Then Aubry-Pasteur burst out laughing: "Egad," said he, "I must tell you what they do at the establishment. You know they catch a spring like a bird in a kind of snare, or rather in a bell. That's what they call coaxing it. Now last year here is what happened to the spring that supplies the baths. The carbonic acid, lighter than water, was stored up to the top of the bell; then, when it was collected there in a very large quantity, it was driven back into the ducts, reascended in abundance into the baths, filled up the compartments, and all but suffocated the invalids. We have had three accidents in the course of three months. Then they consulted me again, and I invented a very simple apparatus consisting of two pipes which led off separately the liquid and the gas in the bell in order to combine them afresh immediately under the bath, and thus to reconstitute the water in its normal state while avoiding the dangerous excess of carbonic acid. But my apparatus would have cost a thousand francs. Do you know what the custodian does then? I give you a thousand guesses to find out. He bores a hole in the bell to get rid of the gas, which flies out, you understand, so that they sell you acidulated baths without any acid, or so little acid that it is not worth much. Whereas here, why just look!"

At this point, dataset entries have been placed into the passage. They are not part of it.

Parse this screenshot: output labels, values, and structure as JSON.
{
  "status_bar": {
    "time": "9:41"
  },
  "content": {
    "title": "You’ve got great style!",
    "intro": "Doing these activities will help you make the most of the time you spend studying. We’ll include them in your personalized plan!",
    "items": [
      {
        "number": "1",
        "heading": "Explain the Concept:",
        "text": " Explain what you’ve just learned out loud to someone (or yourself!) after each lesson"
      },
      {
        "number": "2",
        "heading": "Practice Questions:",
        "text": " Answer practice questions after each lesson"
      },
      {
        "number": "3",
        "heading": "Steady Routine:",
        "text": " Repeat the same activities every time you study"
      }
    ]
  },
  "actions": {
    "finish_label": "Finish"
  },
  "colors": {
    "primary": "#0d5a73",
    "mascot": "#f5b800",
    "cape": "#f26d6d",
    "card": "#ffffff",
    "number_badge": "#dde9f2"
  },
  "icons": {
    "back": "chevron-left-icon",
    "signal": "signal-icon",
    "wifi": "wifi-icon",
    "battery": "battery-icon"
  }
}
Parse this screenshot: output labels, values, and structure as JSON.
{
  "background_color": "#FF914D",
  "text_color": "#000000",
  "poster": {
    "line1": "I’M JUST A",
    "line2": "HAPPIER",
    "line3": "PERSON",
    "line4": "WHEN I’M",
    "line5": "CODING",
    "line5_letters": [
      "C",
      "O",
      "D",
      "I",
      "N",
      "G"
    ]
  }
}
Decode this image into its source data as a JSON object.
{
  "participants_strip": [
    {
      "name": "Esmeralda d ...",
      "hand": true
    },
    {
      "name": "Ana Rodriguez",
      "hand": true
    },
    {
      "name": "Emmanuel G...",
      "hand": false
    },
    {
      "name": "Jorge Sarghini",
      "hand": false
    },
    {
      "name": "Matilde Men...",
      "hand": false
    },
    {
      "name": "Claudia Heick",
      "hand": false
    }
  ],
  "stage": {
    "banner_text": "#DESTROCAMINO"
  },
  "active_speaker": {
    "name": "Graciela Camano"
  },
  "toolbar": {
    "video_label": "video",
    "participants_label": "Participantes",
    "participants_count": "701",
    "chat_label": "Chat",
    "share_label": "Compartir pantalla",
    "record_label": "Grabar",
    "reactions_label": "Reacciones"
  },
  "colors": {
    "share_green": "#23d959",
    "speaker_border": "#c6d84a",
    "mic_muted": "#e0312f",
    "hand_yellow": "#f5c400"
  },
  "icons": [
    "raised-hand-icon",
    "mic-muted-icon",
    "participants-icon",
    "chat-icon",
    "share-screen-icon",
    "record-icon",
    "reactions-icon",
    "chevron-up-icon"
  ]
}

Everybody became indignant. They no longer laughed, and they cast envious looks toward the paralytic. Every bather would gladly have seized a pickax to make another hole beside that of the vagabond. But Andermatt took the engineer's arm, and they went off chatting together. From time to time Aubry-Pasteur stopped, made a show of drawing lines with his walking-stick, indicating certain points, and the banker wrote down notes in a memorandum-book.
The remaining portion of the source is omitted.